Ill come back to this, I am going to give it more thought.

 

[matt grime]

Right, you're making this way too hard.

I'm just going to write out the upper half of the question. By writing it out with the addition of what 'sup means' (ie what we need to show) I practically prove it for you.

We have A, B non-empty and bounded A<=B.

We want to show that sup(A)<=sup(B).

Since sup(A) is the least upper bound sup(A)<=U for any upper bound U we need only show that...

 

[playboy]

Sorry I took so long for a reply, i had a cold.

Anyways, I ended up seeing how my professor proved this.

In all honesty, he just wrote out the definitions which took only a few lines, and not a hudge page...Something similar to your's matt grime.

Proof's can be difficult to understand sometimes.

 

[matt grime]

I think in this case it is more that 'knowing what the professor wants you to write' is difficult to understand. I find this a lot in the early stages of proof. For some reasons, because students are new to proofs, teachers equate this with being new to 'thinking mathematically' and this ask questions which are very easy. It thus is difficult to produce a good proof since the proof really is too close to just writing out the definitions again.

Here is an question that was on a midterm for a course I was supervising (think 'taking problem classes on'):

If A and B are sets show that A is a subset of AuB.

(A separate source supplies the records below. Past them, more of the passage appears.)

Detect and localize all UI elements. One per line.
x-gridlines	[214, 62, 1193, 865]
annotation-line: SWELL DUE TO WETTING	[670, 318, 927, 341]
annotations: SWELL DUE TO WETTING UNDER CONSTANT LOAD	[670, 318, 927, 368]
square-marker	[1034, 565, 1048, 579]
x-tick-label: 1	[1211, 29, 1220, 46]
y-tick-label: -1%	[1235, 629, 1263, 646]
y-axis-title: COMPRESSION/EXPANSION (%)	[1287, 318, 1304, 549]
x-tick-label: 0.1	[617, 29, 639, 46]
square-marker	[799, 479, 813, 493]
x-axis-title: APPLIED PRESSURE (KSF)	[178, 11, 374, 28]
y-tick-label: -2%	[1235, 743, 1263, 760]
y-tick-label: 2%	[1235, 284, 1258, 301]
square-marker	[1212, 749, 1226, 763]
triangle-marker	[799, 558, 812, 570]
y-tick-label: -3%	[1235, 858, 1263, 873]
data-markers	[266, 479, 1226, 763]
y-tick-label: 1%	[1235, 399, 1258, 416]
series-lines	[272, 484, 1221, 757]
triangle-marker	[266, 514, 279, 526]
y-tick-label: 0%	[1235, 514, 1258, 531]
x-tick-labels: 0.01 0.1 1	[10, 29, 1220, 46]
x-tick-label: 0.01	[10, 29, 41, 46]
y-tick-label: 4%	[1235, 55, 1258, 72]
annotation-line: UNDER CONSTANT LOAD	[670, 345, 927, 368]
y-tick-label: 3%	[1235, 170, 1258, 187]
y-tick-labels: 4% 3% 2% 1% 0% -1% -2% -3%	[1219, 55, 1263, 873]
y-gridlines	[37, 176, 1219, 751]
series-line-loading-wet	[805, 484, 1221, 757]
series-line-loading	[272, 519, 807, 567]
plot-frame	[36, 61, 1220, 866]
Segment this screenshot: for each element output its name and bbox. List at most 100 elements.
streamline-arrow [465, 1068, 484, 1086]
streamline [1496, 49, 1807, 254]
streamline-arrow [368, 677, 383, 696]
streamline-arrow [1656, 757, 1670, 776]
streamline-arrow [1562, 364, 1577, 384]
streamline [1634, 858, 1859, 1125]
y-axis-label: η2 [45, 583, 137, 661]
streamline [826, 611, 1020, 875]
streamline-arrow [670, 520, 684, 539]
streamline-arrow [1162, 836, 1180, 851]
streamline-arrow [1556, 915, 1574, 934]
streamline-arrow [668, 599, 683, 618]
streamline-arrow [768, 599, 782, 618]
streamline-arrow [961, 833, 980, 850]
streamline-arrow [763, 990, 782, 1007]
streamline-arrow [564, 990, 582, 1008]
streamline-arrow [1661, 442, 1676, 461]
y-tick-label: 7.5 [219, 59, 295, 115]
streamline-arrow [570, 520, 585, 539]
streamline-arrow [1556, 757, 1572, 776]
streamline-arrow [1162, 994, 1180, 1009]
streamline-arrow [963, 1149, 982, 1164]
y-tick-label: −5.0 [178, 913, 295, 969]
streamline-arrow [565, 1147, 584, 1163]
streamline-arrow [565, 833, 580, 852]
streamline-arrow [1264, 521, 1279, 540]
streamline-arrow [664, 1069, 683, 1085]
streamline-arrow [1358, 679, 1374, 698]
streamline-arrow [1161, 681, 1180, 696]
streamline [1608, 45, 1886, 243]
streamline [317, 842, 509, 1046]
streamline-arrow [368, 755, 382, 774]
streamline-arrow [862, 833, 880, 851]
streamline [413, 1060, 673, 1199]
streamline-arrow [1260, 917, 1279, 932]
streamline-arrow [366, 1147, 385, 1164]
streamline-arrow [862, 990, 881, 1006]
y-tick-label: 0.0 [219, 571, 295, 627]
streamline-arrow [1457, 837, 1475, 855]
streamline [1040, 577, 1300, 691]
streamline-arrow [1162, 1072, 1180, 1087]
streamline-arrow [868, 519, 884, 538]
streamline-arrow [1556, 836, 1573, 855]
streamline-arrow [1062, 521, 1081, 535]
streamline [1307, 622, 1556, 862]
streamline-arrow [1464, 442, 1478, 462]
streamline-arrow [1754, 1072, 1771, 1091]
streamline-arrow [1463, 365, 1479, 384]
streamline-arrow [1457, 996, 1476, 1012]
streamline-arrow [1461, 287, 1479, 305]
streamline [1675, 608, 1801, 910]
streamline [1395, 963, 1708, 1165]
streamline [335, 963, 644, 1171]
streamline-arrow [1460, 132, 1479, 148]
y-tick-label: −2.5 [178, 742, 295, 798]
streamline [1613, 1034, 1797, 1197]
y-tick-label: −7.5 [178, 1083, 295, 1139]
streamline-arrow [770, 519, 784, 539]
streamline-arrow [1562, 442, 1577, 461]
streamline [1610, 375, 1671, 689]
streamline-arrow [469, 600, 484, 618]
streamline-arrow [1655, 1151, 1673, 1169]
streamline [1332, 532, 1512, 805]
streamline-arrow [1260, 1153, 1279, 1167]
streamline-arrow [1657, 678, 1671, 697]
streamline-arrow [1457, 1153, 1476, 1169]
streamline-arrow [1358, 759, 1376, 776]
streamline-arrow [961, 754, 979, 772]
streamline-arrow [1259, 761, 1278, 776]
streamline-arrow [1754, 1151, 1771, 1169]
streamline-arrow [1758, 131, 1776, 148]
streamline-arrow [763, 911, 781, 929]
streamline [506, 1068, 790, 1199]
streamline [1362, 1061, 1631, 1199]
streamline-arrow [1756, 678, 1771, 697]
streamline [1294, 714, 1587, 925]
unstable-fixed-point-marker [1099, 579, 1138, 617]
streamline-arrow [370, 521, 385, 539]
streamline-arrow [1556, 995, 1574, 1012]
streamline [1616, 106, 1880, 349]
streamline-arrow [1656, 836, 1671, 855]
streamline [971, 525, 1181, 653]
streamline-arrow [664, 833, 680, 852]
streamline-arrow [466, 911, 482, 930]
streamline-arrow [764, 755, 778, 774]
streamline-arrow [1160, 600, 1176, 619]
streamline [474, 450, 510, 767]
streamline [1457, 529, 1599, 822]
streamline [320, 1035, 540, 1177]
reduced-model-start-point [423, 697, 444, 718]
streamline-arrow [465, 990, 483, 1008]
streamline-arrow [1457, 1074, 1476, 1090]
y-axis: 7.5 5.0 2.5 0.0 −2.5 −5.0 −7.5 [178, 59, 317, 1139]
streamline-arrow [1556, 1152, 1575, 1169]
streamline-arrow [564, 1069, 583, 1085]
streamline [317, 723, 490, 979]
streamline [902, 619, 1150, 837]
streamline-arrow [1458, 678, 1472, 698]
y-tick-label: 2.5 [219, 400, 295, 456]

Now, that requires no proof, how can it require proof, you'd have to have a very strange idea of what AuB is not to see that that is true. And since the students had the correct idea of AuB, that is the set of elements of A together with the set of elements of B, how do you 'prove' the obvious?

In case you are wondering, they were supposed to write was

Since (x in A) is true, then (x in A)OR(x in B) is true, hence (x in AuB) is true.

This strikes me as being a poncy way of saying: duh!